Figure 2. Development of the four factors of the PCA analysis in the school career. (A) Factor 1 (animals) was divided into two graphs according to the content statement. The upper graph contains the items concerning animals in general (A2; A4–A6, closed circles); the lower graph, the items concerning animals and zoo (A1 and A3, open circles). (B) Factor 2 (plants, P1–P4), (C) Factor 3 (health, H1–H3), (D) Factor 4 (environment, E1–E3). Scale from 1 = no interest to 4 = high interest. #Students in the 10th and 11th were combined because of the small sample size.
The results reveal a topic-related, different development of biological interests during the course of the school career. Previous studies showed that students even from different countries and cultures have the highest interest in biological questions dealing with human health, reproduction, or genetics (Hagay et al., 2013). Similar results are obtained in this study, showing that students start with a high and lasting interest on questions about human health in fifth grade (Figure 2C). Environmental protection is becoming an increasingly important topic in our society, and the increasing number of environmental education programs offered is an indicator of this (Thomas, 2014). The high level of interest, particularly among young adults, is also reflected in the high level of participation in current environmental protection movements such as “Fridays for Future.” In this context, an emotional approach to nature conservation also appears to be an important predictor of proenvironmental behavior (Kals et al., 1999). Our environmental component has a comparatively high value compared to the other groups, which shows only a slight decline in the school career during puberty (Figure 2D). This “dip” in interest has been observed before and can be explained by the brain and cognitive development of the students in this time period (Olsson and Gericke, 2016). During adolescence, changes in the brain occur, which can lead to cognitive and behavioral changes. These changes are often explained by the restructuring of the prefrontal cortex and the increasing communication of the prefrontal cortex with other brain regions (Steinberg, 2005).

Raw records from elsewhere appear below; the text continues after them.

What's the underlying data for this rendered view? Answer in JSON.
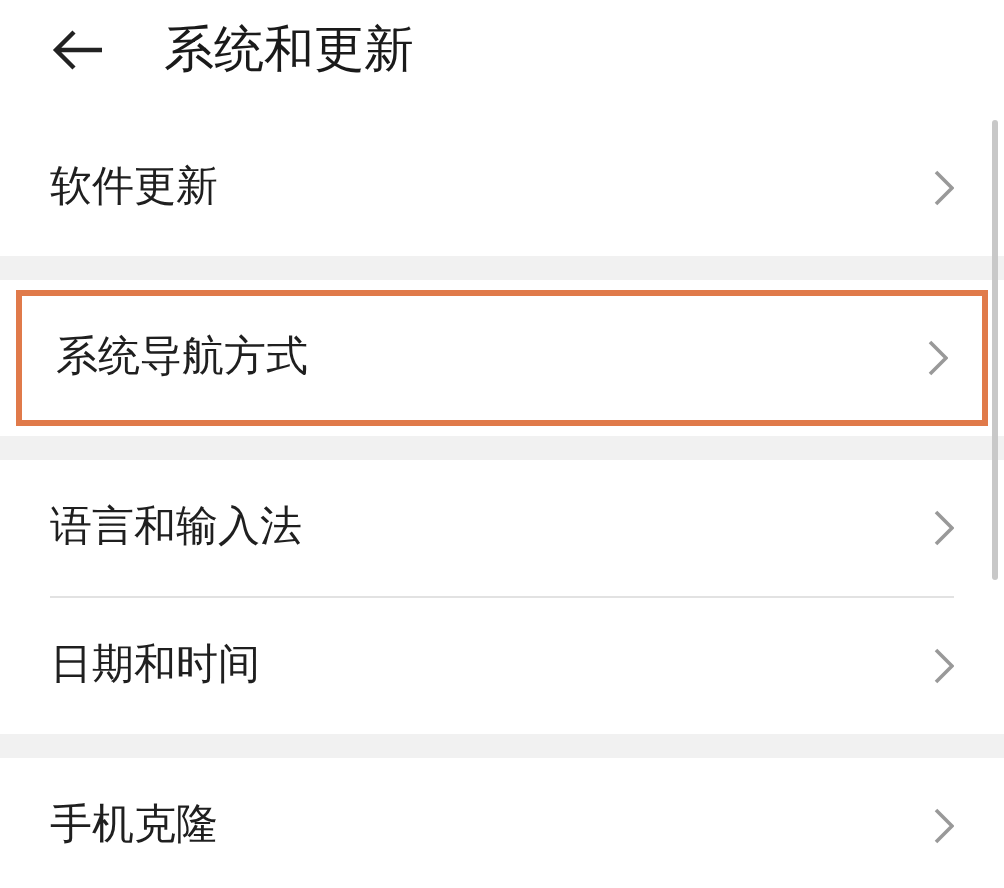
{
  "header": {
    "title": "系统和更新"
  },
  "groups": [
    {
      "items": [
        {
          "label": "软件更新",
          "highlighted": false
        }
      ]
    },
    {
      "items": [
        {
          "label": "系统导航方式",
          "highlighted": true
        }
      ]
    },
    {
      "items": [
        {
          "label": "语言和输入法",
          "highlighted": false
        },
        {
          "label": "日期和时间",
          "highlighted": false
        }
      ]
    },
    {
      "items": [
        {
          "label": "手机克隆",
          "highlighted": false
        }
      ]
    }
  ]
}
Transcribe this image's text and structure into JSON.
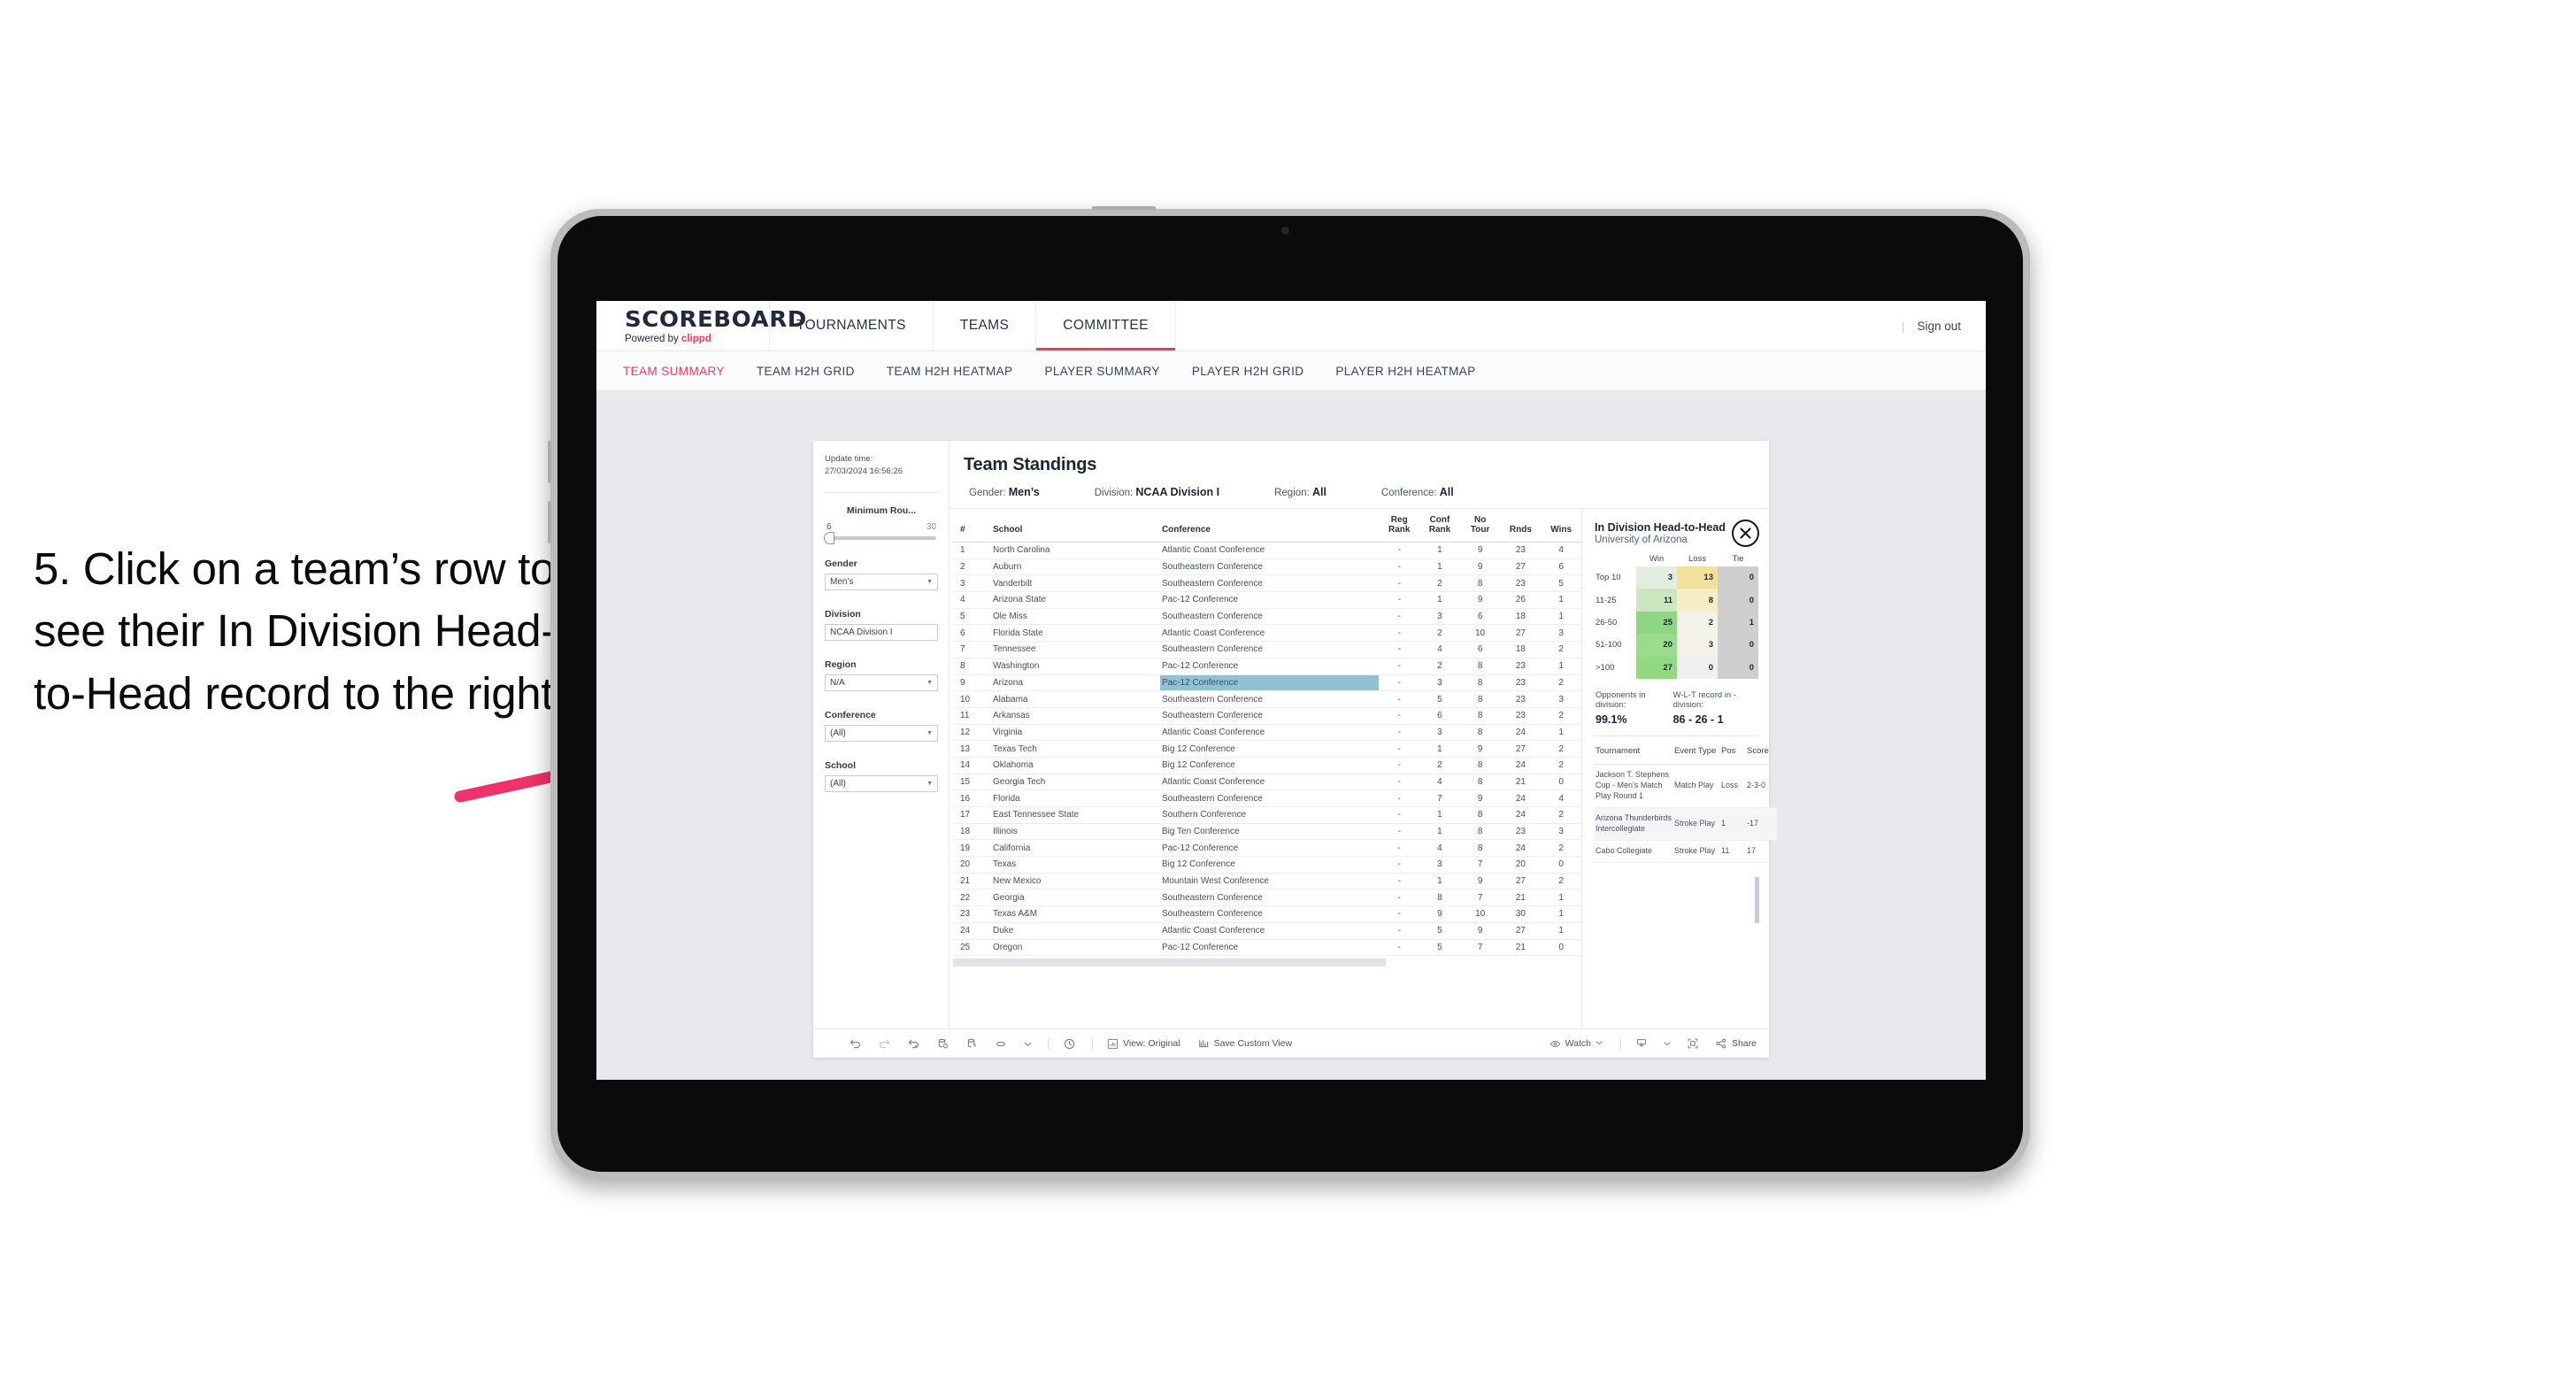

The overall lower interest in plants, as well as the strong decrease in puberty (Figure 2B), is also described in earlier studies (Wandersee, 1986; Strgar, 2007). The term “plant blindness” was also coined in this context and expresses the fact that plants are often overlooked, and people have less knowledge about plants (Wandersee and Schussler, 1999). In comparison, animals show a higher interest, especially among younger pupils. The loss of interest in this regard depends on the thematic focus. Topics with a zoo focus experience a higher loss of interest during the school career than other zoological topics (Figure 2A). In addition to the loss of interest in various topics with increasing age, several studies have also shown that older students are less connected to nature than younger students (e.g., Schultz and Tabanico, 2007; Sattler, 2016; Braun and Dierkes, 2017). Based on these results, the targeted development, implementation, and evaluation of environmental education programs for high school students are an important task (study 2).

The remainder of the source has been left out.